Lahan itu adalah milik warga transmigrasi, yang meliputi tanah kas desa seluas e22,5 hektare, fasilitas umum 10 hektare, pusat desa 10 hektare, lahan gembala 20 hektare dan lahan pencadangan 475 hektare.
Tawaran sudah dilayangkan agar melepaskan lahan masyarakat Desa Bukit Penai masing-masing 1,5 hektare per kepala keluarga, dengan total 206 kepala keluara atau 371,5 hektar, beserta lahan kas desa seluas 62,5 hektar. Sedangkan sisanya boleh digarap pihak perusahaan. Akan tetapi tuntutan itu tidak dipenuhi sampai batas waktu yang diminta yakni 16 Oktober 2021, padahal lahan mereka sudah digarap sejak tahun 2020.
Di tahun 2023, hal tersebut berulang kembali. Warga kembali menggugat perusahaan. Kali ini Pemerintah Kabupaten Kapuas Hulu turun tangan. Tidak adanya itikad baik dari perusahaan untuk menghadiri pertemuan yang difasilitasi Pemkab Kapuas Hulu serta Tim Pembina Pembangunan Perkebunan Kabupaten (TP3K) sehingga diputuskan penutupan sementara operasi perusahaan hingga 31 Januari 2023. Hingga Februari 2023, upaya mediasi masih mentok.
Baru pada bulan Mei 2023, masih difasilitasi pemerintah pihak perusahaan menandatangi kesepakatan mengenai pengambilalihan lahan dan pemagaran lahan inti perusahaan. Jika ditarik lebih panjang, sengketa perusahaan sudah terjadi sejak tahun 2012 silam.

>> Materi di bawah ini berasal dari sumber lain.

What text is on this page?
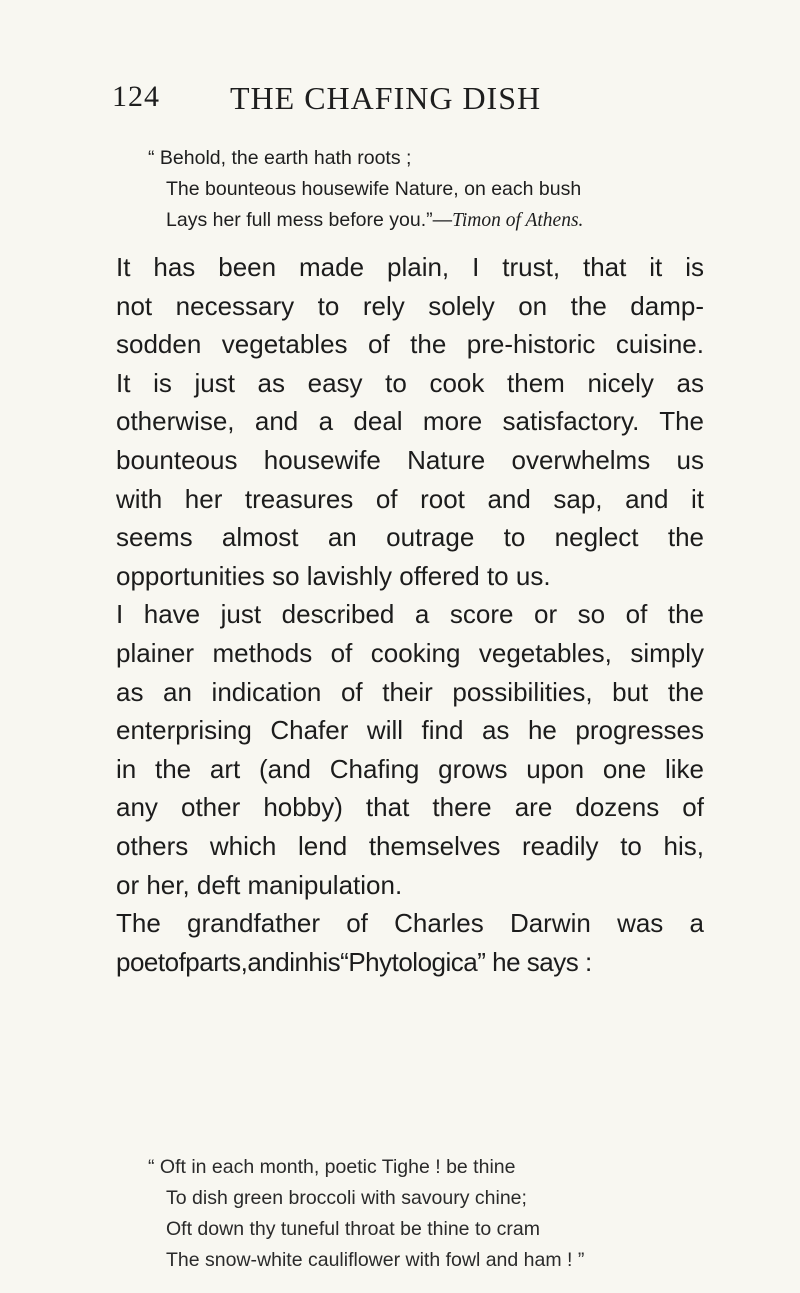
124 THE CHAFING DISH
“ Behold, the earth hath roots ;
The bounteous housewife Nature, on each bush
Lays her full mess before you.”—Timon of Athens.
It has been made plain, I trust, that it is
not necessary to rely solely on the damp-
sodden vegetables of the pre-historic cuisine.
It is just as easy to cook them nicely as
otherwise, and a deal more satisfactory. The
bounteous housewife Nature overwhelms us
with her treasures of root and sap, and it
seems almost an outrage to neglect the
opportunities so lavishly offered to us.
I have just described a score or so of the
plainer methods of cooking vegetables, simply
as an indication of their possibilities, but the
enterprising Chafer will find as he progresses
in the art (and Chafing grows upon one like
any other hobby) that there are dozens of
others which lend themselves readily to his,
or her, deft manipulation.
The grandfather of Charles Darwin was a
poetofparts,andinhis“Phytologica” he says :
“ Oft in each month, poetic Tighe ! be thine
To dish green broccoli with savoury chine;
Oft down thy tuneful throat be thine to cram
The snow-white cauliflower with fowl and ham ! ”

Persoalan dipantik setelah petani plasma PT RAP meminta kejelasan status lahan kebun seluas 5.155 hektare di Desa Miau Merah, Kecamatan Silat Hilir, Kapuas Hulu, Kalimantan Barat (Kalbar). Sudah 12 tahun berjalan sejak tahun 2000, lahan belum diserahkan kepada petani.

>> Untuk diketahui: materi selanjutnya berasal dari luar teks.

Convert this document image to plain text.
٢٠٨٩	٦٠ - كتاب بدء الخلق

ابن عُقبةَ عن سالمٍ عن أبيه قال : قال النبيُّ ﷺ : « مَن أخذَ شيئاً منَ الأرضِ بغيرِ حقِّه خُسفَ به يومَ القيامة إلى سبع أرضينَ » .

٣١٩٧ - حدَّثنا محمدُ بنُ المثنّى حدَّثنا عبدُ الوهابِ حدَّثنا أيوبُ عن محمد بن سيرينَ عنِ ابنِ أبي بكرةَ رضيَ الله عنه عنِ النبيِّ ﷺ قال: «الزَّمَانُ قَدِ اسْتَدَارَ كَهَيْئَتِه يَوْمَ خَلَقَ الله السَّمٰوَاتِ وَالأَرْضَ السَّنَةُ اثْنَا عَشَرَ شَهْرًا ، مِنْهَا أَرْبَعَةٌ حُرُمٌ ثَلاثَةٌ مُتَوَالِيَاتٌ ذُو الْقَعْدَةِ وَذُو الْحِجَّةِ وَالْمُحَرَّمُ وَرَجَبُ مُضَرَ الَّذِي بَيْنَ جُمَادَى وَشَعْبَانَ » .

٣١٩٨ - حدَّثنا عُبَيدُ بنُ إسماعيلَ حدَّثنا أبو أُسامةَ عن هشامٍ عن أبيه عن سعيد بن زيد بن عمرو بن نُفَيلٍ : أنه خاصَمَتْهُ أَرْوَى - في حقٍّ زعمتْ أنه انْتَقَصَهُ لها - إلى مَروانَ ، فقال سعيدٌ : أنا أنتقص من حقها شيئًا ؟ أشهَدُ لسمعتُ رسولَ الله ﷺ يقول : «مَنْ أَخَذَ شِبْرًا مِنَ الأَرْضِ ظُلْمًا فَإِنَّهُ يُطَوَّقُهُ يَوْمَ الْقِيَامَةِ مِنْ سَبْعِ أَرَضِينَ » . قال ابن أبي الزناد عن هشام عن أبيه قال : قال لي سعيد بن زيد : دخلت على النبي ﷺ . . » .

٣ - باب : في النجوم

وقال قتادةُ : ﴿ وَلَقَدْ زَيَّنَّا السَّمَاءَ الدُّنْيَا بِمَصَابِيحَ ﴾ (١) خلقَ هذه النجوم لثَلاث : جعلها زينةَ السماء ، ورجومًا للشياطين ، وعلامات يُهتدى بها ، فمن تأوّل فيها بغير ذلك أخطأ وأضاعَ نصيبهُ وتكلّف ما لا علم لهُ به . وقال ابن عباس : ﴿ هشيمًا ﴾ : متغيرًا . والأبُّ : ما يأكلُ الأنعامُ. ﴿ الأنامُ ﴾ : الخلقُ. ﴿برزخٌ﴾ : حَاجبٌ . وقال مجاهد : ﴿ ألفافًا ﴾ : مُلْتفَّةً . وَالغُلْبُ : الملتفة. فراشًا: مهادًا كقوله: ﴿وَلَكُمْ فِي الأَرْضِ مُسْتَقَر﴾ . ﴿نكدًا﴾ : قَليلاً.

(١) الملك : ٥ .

Petani bahkan hanya menerima 25 persen dari hasil panen. Selebihnya, diambil perusahaan dengan alasan untuk membayar kredit dan pengeloaan. Kenyataan, kredit ke bank tak dibayar. Malah petani yang diminta menanggung utang pembangunan kebun dan kerugian kelola mencapai lebih Rp200 miliar.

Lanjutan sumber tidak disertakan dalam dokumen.